Reports: January sales in Breckenridge, Silverthorne, Frisco, Dillon all ahead of last year
Summit County’s most recent sales-tax reports show that Breckenridge, Silverthorne, Frisco and Dillon have started the year 6 to 31 percent ahead of where they were after the first month of 2017.
Throughout last year, Summit County’s four biggest towns registered record-setting sales tax revenue, each logging from 3.3 to 9.7 percent growth and continuing an upward trend that dates back to the end of the recession.
According to the towns’ most recent financial reports, this January marked one of the best starts to a year ever for taxable sales with Dillon finishing the month up 31.1 percent, Breckenridge up 10.5 percent, Silverthorne up 8.2 percent and Frisco up 6.1 percent compared to January 2017.
Pinpointing some of the leading economic sectors, Silverthorne saw a sharp spike in sales at the outlet mall, which accounts for roughly one-fifth of the town’s overall sales tax receipts.
At the same time, Frisco’s restaurants posted double-digit gains while Breckenridge was buoyed by increased traffic in general retail, restaurants and bars, and other sectors.
Overall, Breckenridge’s estimated net taxable sales surged 10.5 percent in January compared to January 2017.
Breckenridge generally has smaller percentage fluctuations than other towns in Summit County do, largely because, with more than a half-billion dollars in taxable retail sales in town, it takes a lot more to move the percentages one way or another than it does for other Summit County towns.
Drilling down to the individual sectors, Breckenridge lodging accommodations were up a whopping 17.7 percent in January, which the town attributes to an “increased number of monthly returns filed.”
Also, grocery and liquor sales were up 22.8 percent over January 2017 while Breckenridge’s restaurants and bars (9.6 percent), retail (5.4 percent) and marijuana (2.8 percent) businesses also saw gains.
On the other side, construction was down 11.5 percent in Breckenridge compared to January 2017. However, construction also experienced the highest growth rate of 2017 at 9.22 percent over 2016.
Reaching $885,926 in January, Silverthorne’s estimated sales-tax collections were up 8.2 percent vs. January 2017.
One encouraging piece of that is the Outlets at Silverthorne, which account for roughly one-fifth of the town’s overall sales-tax receipts, were up almost $40,000 compared to the first month of 2017, an increase of more than 27 percent.
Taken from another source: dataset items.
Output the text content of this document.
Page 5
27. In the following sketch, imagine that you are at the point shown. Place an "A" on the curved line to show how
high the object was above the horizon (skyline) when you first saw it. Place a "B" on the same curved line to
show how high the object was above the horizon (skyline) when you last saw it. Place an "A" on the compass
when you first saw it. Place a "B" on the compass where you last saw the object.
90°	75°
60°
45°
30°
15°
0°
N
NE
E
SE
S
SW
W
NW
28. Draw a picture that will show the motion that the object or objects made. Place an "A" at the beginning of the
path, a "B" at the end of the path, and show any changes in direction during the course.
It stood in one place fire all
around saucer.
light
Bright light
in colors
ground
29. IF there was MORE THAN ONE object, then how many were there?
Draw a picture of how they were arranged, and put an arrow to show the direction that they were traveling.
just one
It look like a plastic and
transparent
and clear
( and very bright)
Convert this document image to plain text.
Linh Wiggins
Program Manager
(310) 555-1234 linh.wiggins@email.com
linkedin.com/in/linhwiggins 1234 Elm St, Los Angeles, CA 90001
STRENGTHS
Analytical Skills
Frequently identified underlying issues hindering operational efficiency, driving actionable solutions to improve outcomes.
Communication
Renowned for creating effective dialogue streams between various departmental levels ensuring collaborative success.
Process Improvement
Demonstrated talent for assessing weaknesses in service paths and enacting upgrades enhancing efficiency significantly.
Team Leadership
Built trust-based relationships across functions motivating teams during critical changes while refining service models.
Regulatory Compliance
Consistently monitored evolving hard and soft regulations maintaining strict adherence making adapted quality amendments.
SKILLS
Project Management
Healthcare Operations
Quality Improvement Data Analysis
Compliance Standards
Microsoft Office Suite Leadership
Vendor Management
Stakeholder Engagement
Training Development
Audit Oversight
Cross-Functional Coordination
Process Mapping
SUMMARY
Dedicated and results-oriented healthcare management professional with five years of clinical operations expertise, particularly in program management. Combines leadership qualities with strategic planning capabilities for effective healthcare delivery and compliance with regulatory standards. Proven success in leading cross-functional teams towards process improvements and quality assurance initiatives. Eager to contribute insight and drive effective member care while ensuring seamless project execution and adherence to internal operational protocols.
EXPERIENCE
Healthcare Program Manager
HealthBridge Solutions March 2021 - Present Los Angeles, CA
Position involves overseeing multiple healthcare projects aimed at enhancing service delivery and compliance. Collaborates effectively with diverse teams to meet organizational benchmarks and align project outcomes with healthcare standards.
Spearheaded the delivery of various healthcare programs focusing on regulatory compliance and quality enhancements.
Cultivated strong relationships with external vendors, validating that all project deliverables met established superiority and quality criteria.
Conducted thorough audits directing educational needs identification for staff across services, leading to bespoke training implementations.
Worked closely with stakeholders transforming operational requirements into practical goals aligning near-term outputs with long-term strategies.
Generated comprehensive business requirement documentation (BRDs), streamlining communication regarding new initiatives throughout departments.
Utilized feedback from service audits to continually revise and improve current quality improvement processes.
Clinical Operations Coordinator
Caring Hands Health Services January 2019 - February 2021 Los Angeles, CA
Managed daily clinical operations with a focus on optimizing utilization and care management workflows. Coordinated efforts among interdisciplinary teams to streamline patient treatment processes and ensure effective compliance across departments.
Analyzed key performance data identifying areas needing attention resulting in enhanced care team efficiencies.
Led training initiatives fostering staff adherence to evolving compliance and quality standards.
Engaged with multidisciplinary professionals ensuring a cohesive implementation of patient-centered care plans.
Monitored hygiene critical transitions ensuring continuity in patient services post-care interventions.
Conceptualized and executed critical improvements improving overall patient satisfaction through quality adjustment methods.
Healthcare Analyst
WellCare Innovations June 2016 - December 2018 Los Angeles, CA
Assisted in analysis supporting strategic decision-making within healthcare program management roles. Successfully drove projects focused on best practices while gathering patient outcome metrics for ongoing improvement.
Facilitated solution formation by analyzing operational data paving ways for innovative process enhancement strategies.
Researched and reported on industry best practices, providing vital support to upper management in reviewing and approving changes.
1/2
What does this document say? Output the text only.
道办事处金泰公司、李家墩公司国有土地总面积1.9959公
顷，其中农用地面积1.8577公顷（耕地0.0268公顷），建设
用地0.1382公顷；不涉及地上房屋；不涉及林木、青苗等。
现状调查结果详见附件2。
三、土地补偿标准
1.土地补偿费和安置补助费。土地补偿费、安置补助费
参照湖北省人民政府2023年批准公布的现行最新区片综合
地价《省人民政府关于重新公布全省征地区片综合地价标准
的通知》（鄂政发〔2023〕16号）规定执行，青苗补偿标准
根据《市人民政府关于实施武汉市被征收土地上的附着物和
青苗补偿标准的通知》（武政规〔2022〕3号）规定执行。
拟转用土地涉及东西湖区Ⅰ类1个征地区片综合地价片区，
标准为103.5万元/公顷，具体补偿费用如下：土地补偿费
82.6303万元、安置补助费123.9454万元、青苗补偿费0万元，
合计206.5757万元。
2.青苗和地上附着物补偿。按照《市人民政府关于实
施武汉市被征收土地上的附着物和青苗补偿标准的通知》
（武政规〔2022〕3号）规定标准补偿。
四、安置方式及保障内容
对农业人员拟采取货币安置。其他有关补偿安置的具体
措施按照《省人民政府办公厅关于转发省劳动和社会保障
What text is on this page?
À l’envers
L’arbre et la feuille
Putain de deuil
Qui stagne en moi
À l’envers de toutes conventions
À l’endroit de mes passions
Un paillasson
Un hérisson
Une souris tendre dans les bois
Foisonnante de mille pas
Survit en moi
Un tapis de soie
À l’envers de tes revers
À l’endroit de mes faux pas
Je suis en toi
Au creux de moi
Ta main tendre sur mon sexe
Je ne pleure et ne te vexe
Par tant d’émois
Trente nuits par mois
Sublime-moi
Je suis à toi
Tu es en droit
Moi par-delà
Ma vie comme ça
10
The most recent financial report summarizes January’s sales taxes collected in February, according to Silverthorne revenue administrator Kathy Marshall, who attributed growth at the outlets to new tenants while adding that a new Levi’s store opened there about three weeks ago.
In the report, Marshall also highlighted increases in consumer retail (15.5 percent), lodging (14.5 percent), food and liquor (5.1 percent) and service (3.7 percent) categories, while acknowledging dips in automotive (9.7 percent) and building retail (7.4 percent).
In her report, Marshall explained the decline in automotive as a result of reduced revenue from collision repairs and auto sales, while the slight depression in building retail was blamed on “inflated” collections from one vendor in January 2017, as well as slower sales and equipment rentals.
With more than $156,000 in estimated monthly sale taxes for January by themselves, Frisco’s restaurants were up 10.9 percent compared to January 2017. Along with general retail and grocery, restaurants are easily one of the most impactful sectors for the town.
Additionally, furnishings (29.1 percent), office (21.9 percent), general retail (9.3 percent), liquor (6.55 percent) and grocery (4 percent) all saw increases compared to January 2017, helping Frisco finish the month 6.1 percent above January 2017 at $860,008 overall.
Frisco also saw strong growth in the gifts (71.3 percent), clothing (44.27 percent), and health and beauty (98.6 percent) sectors. However, with clothing leading all three in January at just over $12,000 in sales-tax revenue, they remain a fraction of town’s overall collections.
Frisco also breaks its lodging industry into two distinct categories — hotels and inns and vacation rentals. While hotels and inns were down 5.7 percent, vacation rentals were up a whopping 82.5 percent.
Dillon’s lodging tax was mostly flat in January, up just 0.11 percent, but the town still saw the highest rate of increase in its estimated sales-tax revenues last January compared to any other town in the county.
It should be noted some of that the high-percentage growth — over 31.1 percent — is somewhat a product of a slower-than-normal January 2017, in which Dillon was 16 percent behind January 2016.
Still, with sales-tax collections at $712,751 in January, it was almost one-third more than what Dillon had during the first month of 2017 ($543,619), which was actually less than the amount collected in January 2016 ($560,144).
In fact, Dillon spent the first half of 2017 lagging behind 2016 year-to-date figures before catching up and piling on the gains in the second half. With January already far ahead of January 2017, that won’t be happening again this year.